The Human Rights Foundation, condemned the assault, with HRF president Thor Halvorssen Mendoza claiming that "the PSUV approved of the attacks against opposition deputies at the National Assembly".

===Audit demands===
The electoral commission declared that the results of the election were "irreversible", after the planned post-election audit of a random selection of 54% of votes turned up no problems when comparing the electronic vote with the paper ballot totals. Capriles refused to concede defeat and raised accusations of fraud, demanding an audit of the remaining 46% of the votes. Reuters on 18 April said that "[Capriles] has so far publicly presented little in the way of smoking-gun evidence to show the vote was stolen, though his campaign alleges more than 3,000 irregularities from armed thugs in polling stations to mismatches on tally sheets." Following a telephone conversation between Capriles and Maduro, the latter publicly promised he would permit an additional audit to be conducted on the 46% of votes not already audited. Maduro also claimed that Capriles proposed a "pact," which he rejected.
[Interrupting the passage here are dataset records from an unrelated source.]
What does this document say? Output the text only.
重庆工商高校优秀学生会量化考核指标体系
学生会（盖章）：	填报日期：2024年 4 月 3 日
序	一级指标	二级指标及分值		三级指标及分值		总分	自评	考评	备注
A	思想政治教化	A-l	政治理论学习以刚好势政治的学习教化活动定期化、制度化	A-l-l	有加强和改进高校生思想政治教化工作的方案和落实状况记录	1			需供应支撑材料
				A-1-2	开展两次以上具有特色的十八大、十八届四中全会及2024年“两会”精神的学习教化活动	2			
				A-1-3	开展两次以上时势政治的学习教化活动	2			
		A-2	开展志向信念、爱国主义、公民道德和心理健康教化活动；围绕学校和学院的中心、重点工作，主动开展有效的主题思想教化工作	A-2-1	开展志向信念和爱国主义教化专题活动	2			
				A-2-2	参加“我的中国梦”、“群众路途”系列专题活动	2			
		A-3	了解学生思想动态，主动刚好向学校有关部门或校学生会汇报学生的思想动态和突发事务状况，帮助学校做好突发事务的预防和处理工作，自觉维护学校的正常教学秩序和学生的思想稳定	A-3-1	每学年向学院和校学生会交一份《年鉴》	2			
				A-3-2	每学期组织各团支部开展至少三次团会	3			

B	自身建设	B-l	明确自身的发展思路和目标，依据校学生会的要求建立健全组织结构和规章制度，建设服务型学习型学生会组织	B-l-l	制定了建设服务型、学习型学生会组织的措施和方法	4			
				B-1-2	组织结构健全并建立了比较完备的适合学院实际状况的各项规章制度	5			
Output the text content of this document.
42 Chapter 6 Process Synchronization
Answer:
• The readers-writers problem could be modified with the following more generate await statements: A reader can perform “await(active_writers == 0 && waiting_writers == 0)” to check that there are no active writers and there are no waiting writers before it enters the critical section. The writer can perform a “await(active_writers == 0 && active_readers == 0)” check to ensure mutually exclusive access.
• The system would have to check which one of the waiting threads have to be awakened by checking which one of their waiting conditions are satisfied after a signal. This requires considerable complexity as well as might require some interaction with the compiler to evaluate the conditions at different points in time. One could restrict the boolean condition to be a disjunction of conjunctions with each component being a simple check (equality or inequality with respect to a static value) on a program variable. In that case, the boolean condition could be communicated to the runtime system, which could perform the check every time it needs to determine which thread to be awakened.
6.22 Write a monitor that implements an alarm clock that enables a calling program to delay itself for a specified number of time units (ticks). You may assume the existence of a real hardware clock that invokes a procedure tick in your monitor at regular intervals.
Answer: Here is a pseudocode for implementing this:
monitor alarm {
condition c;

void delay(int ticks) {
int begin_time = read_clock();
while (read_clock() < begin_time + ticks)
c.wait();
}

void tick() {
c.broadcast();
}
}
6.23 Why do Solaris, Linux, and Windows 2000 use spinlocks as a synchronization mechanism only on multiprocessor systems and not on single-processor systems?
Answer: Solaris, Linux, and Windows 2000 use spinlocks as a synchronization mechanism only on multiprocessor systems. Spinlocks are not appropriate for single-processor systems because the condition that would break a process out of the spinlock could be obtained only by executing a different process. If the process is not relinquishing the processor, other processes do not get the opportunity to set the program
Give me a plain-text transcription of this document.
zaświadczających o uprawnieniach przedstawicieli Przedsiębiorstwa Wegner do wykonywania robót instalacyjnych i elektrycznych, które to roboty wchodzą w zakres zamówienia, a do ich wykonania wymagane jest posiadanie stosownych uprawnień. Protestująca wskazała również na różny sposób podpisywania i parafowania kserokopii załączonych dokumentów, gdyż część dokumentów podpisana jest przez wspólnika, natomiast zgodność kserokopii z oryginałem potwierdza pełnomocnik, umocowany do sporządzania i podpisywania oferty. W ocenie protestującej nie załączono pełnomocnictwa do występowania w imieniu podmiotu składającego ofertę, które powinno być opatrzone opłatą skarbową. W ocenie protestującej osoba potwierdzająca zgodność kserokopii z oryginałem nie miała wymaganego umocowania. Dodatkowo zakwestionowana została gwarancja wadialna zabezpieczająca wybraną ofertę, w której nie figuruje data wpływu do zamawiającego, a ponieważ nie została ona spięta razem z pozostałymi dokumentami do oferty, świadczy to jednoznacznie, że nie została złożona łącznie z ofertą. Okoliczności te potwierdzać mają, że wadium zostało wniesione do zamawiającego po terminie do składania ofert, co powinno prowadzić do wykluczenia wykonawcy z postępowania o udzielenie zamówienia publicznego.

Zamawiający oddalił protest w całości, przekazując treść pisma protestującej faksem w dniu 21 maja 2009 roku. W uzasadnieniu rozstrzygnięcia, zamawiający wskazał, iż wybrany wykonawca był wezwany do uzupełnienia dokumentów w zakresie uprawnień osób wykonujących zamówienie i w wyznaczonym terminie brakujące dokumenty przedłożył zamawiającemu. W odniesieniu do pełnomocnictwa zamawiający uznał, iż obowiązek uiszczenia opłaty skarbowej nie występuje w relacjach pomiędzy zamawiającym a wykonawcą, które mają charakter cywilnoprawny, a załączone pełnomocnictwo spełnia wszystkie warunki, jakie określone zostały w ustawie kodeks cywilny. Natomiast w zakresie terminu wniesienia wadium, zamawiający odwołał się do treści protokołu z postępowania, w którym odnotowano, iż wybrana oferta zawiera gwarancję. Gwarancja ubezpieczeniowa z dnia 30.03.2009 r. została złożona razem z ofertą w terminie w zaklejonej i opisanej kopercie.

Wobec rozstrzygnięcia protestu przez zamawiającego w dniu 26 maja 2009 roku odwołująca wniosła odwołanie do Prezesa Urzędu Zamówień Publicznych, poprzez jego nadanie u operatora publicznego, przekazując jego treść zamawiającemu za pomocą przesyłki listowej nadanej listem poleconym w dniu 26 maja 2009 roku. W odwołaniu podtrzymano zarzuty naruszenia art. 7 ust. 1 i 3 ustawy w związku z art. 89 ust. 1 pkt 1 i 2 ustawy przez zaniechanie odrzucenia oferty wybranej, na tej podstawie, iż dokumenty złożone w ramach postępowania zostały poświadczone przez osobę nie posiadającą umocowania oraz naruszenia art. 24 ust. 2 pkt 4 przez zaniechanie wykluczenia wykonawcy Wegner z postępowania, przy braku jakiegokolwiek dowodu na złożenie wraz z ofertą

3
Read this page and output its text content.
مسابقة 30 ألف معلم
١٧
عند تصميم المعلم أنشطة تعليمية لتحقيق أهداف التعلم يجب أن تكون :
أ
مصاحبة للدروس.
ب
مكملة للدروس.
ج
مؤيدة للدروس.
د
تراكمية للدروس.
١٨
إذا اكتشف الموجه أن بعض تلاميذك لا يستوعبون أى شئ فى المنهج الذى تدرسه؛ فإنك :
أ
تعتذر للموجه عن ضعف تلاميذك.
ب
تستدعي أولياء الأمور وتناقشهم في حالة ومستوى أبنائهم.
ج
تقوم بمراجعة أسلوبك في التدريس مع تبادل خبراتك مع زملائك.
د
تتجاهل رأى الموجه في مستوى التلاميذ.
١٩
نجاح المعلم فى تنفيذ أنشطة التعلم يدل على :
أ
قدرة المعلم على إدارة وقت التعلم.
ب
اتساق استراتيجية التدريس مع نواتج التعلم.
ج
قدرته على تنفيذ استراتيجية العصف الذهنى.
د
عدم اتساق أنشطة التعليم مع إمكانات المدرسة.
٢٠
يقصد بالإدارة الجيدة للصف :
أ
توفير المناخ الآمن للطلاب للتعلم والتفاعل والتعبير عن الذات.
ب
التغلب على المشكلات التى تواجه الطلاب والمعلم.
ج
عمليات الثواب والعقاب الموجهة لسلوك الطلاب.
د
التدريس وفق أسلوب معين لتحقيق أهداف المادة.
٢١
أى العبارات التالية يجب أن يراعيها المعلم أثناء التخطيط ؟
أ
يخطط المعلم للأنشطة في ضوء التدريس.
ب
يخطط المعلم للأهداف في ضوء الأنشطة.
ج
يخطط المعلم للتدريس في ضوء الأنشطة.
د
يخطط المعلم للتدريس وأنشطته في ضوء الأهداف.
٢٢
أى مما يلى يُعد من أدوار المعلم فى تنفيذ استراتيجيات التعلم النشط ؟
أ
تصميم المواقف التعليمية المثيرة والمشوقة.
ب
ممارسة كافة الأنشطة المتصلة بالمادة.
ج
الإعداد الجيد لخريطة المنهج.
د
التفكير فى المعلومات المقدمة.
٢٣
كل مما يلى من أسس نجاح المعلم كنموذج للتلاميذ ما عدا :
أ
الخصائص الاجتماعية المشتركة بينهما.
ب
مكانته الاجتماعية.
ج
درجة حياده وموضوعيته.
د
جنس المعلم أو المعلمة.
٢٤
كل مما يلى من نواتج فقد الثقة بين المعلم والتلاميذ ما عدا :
On 19 April, the CNE agreed to audit the remaining 46% of votes which had not already been audited. This was initially accepted by Capriles, who said he believed this second audit would vindicate his fraud claims. Capriles later rejected the audit, after his demands that the audit include the electoral registry as well as the voting records themselves – with detailed examination of voters' signature and fingerprint records – was rejected by the CNE as "impossible". Capriles said that without an audit of the electoral registry, an audit of the votes was "a joke". The CNE's audit of the remaining 46% of votes is to be completed between 6 May and 4 June.

Capriles appealed to the Supreme Court on 2 May 2013; they denied the appeal on 7 August 2013.